Ackerman used his opening remarks at the company’s annual results' presentation to hit back at politicians, saying: “Despite an anti-business rhetoric, companies like Pick n Pay are doing everything we can to support consumers and sustain South Africa.”
The son of Pick n Pay founder, Raymond Ackerman, noted the company’s “considerable” contribution to the fiscus. “We have invested over R5 billion in new and refurbished stores over the past four years. We have created over 10 000 new jobs. This last year alone, we have paid R470 million in company tax, collected R770 million in VAT and paid R810 million in employee-related taxes.”

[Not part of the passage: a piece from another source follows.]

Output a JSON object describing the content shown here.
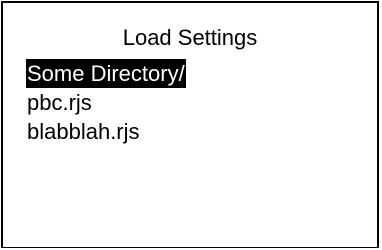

Ackerman pointed to the recent sovereign ratings' downgrades by international agencies S&P Global and Fitch, and raised concerns about the potential impact on inflation.

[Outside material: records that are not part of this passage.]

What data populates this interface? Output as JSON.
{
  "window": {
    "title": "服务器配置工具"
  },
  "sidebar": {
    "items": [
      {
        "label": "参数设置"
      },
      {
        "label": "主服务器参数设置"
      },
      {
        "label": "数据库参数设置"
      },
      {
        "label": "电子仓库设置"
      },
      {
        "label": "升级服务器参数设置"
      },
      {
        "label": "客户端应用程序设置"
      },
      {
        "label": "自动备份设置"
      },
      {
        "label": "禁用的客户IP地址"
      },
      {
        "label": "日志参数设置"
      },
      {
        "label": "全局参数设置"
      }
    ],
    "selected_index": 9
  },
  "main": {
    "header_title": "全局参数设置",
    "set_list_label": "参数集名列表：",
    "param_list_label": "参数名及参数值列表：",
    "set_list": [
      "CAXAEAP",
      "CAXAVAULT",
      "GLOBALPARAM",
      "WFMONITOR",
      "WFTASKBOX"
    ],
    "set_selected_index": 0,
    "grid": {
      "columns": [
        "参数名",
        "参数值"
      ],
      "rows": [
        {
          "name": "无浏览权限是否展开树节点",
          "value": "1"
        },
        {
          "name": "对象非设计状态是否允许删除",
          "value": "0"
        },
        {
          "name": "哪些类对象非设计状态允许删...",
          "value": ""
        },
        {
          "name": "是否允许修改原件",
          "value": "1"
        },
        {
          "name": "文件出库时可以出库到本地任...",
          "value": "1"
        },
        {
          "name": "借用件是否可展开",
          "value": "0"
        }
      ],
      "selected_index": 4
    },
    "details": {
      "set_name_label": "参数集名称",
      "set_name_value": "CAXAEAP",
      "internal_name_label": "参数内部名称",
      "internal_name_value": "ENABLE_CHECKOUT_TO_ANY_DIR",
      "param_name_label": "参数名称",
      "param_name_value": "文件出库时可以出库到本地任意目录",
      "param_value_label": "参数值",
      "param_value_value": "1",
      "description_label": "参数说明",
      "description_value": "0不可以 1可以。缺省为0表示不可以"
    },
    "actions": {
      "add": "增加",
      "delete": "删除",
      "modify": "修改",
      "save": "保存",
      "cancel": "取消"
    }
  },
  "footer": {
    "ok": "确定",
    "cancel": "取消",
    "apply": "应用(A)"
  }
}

The agencies laid the blame for the downgrades squarely at the feet of President Jacob Zuma, pointing to his late-night cabinet reshuffle which saw former finance minister Pravin Gordhan and his deputy, Mcebisi Jonas, axed.
Any impact on inflation “with any interest rate increase would directly affect consumers already struggling to balance household budgets with little if any room to manoeuvre”, Ackerman pointed out.
As well as chairing Pick n Pay, Ackerman serves as co-chair of the Consumer Goods Council of SA, whose members contribute about R500 billion annually to gross domestic product, or more than 18 percent of the total. The sector employs more than 2.9 million people, or about 23percent of the total in South Africa.
He emphaised that it was important in difficult times for business as a whole to “take responsibility by setting out what it believes is in the interests of the South African economy” in the pursuit of achieving sustainable economic growth.